Theme 1

Cards (100)

  • Three advantages of primary market research:
    • Specific to the business
    • Can be conducted in a variety of ways
    • Competitors cannot benefit if the findings are kept private
  • Three disadvantages of primary market research:
    • Slow and labour intensive
    • Expensive
    • Subject to bias
  • Three advantages of secondary market research:
    • Quick and easy to source
    • Cheaper
    • Ideal for simplified results
  • Two disadvantages of secondary market research:
    • May be outdated
    • May be subject to bias
  • Qualitative research provides detailed information but can be difficult to analyse and it takes time to produce a large number of results.
  • Quantitative research is quick to carry out and can be conducted on a large scale but often does not provide much detail.
  • A product orientated business focuses on the product and its design, quality and performance.
  • A market orientated business focuses on the consumer and their preferences.
  • Data mining can be useful to quickly analyse data to determine information such as consumer trends and sales patterns.
  • Social media can be used to quickly find surface-level information about consumers and competitors.
  • Market research is used to find out what customers want, to predict demand and to discover information about the business environment.
  • A franchise allows the franchisor to grow quickly as most costs and risks are taken on by the franchisee.
  • A franchise is a good way for an entrepreneur to start a business as they can use an existing brand model and can gain support from fellow franchisees.

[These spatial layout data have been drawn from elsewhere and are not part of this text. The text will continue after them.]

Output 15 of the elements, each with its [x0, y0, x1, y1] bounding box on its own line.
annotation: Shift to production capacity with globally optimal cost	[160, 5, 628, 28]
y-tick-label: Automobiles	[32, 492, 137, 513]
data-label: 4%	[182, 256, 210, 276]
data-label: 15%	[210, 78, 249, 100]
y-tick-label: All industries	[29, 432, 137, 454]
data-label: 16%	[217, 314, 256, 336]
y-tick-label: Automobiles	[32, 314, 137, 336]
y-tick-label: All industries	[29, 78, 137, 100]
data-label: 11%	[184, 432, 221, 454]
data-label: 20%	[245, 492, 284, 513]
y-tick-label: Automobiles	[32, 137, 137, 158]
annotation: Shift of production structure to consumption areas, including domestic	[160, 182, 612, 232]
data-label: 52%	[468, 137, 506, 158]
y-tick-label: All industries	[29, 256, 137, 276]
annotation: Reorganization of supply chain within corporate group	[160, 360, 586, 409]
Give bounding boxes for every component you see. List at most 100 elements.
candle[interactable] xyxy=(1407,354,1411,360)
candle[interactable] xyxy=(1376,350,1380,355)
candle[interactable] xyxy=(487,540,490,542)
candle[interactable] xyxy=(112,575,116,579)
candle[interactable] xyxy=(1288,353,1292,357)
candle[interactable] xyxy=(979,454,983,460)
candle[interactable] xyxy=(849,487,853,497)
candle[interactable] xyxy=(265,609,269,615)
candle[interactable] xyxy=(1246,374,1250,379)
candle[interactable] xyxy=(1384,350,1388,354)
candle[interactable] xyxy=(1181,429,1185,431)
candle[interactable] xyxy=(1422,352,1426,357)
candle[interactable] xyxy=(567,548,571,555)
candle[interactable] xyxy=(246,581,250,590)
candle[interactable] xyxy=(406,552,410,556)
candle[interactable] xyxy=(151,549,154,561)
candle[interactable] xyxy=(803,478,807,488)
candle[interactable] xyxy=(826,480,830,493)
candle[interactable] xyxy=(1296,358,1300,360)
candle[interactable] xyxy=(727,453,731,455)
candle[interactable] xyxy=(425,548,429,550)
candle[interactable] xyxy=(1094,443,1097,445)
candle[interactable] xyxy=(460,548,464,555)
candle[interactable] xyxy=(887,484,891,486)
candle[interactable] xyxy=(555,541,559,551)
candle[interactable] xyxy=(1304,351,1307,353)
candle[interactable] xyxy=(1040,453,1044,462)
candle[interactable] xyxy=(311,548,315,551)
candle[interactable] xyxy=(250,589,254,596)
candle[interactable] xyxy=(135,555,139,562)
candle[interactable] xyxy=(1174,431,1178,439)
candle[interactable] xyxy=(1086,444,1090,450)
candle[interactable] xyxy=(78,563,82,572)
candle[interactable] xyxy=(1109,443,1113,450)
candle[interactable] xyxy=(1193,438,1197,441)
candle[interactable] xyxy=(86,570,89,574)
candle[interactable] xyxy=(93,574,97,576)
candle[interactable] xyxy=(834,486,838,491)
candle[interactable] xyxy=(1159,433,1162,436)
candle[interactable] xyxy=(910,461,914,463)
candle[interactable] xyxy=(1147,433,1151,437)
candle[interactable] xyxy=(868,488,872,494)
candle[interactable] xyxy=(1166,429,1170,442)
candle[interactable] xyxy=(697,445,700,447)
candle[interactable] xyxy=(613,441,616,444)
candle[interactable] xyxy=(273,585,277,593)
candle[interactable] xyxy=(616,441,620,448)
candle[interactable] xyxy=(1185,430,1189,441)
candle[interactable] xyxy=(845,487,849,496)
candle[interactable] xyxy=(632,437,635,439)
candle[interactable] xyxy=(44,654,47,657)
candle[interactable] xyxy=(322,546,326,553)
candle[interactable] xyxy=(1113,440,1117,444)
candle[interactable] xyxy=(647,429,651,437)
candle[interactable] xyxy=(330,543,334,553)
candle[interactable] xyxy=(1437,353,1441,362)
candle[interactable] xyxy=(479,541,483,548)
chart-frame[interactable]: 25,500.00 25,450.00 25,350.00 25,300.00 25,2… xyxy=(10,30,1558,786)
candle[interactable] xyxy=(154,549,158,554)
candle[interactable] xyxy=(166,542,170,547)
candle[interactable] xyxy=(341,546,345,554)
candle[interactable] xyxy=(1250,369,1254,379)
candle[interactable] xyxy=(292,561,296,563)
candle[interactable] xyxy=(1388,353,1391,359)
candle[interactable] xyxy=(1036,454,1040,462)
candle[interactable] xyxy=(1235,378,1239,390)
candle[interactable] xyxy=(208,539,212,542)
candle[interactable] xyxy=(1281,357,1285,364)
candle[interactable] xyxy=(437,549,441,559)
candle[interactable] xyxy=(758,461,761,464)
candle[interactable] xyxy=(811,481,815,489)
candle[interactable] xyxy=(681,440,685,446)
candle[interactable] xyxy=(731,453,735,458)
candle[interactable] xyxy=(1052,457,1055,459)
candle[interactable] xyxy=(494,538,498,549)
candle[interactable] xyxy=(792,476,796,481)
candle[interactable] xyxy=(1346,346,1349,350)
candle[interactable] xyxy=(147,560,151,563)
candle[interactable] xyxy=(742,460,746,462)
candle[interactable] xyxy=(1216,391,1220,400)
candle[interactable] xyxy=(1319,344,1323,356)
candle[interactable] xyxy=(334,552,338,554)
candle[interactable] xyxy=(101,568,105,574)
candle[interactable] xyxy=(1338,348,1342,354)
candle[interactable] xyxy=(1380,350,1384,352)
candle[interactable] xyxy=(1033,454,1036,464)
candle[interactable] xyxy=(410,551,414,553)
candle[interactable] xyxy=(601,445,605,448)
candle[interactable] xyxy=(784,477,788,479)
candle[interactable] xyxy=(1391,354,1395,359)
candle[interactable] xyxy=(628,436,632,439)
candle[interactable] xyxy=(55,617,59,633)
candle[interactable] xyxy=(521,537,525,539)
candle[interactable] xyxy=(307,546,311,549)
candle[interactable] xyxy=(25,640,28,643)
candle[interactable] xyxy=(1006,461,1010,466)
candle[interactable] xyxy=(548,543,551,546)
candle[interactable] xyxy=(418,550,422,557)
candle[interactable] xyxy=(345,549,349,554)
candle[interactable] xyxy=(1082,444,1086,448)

  • A social enterprise is a business that is set up with the core aim to use its profits to benefit society in some way.
  • In a niche market the business can charge premium prices as there is less competition and will often experience stronger brand loyalty.
  • Businesses in a niche market will often experience higher costs as there is less potential for profit and they will have less access to economies of scale.
  • Branding involves the creation of an identity for the business that distinguishes it from other firms. Consumers will have a perception of what to expect from the brand.
  • Branding can add value to a product so firms can charge higher prices and can build brand loyalty.
  • Building a brand takes a long time and high development costs are involved. If a brand grows too quickly, demand can be difficult to keep up with and any bad publicity can have major negative effects.
  • Brand extension means adding a new product to a recognised brand name.
  • E-commerce is quicker and provides consumers with more choice. It also means that businesses have access to a larger market and reduced operating costs (e.g. overheads).
  • Market positioning involves understanding how customers perceive their product in comparison to competitors. The way a business positions itself depends on product differentiation.
  • The design mix includes:
    • Aesthetics
    • Function
    • Cost
  • By using market segmentation, a business can better understand how to position itself to meet its target market.
  • The product life cycle can aid market positioning and help forecast future sales.
  • The product life cycle is only theoretical and it can vary from product to product.
  • Some extension strategies include lowering the price of a product, increasing advertising or encouraging wider use of the product.
  • The Boston matrix includes:
    • Dogs
    • Cash cows
    • Question marks
    • Stars
  • The Boston matrix is used to compare the profitability of different products and determine the best strategies for growth.
  • The Boston matrix is only a snapshot of the business' current position and market share and market growth are not the only two factors important to a business.
  • The marketing mix:
    • Product
    • Place
    • Promotion
    • Price
  • Distribution (place) is one of the key elements of the marketing mix. It is the process of getting the product to the consumer.
  • A business should choose its distribution channel based on the channel length, their choice of intermediaries and their control over the channel.
  • Direct distribution is when the producer deals directly with the consumer.
  • The main aim of promotion is to ensure that customers are aware of the existence and positioning of products.
  • Sponsorship is when a business pays for some or all of the costs involved with an event in return for brand awareness.
  • Endorsement involves a celebrity or public figure recommending a product to build brand awareness. This can be paid or unpaid.
  • There is an inverse relationship between the quantity demanded of a good and its price.
  • There is a direct relationship between the quantity supplied of a good and its price.
  • Price elasticity of demand (PED) measures the responsiveness of quantity demanded for a product to a change in its price.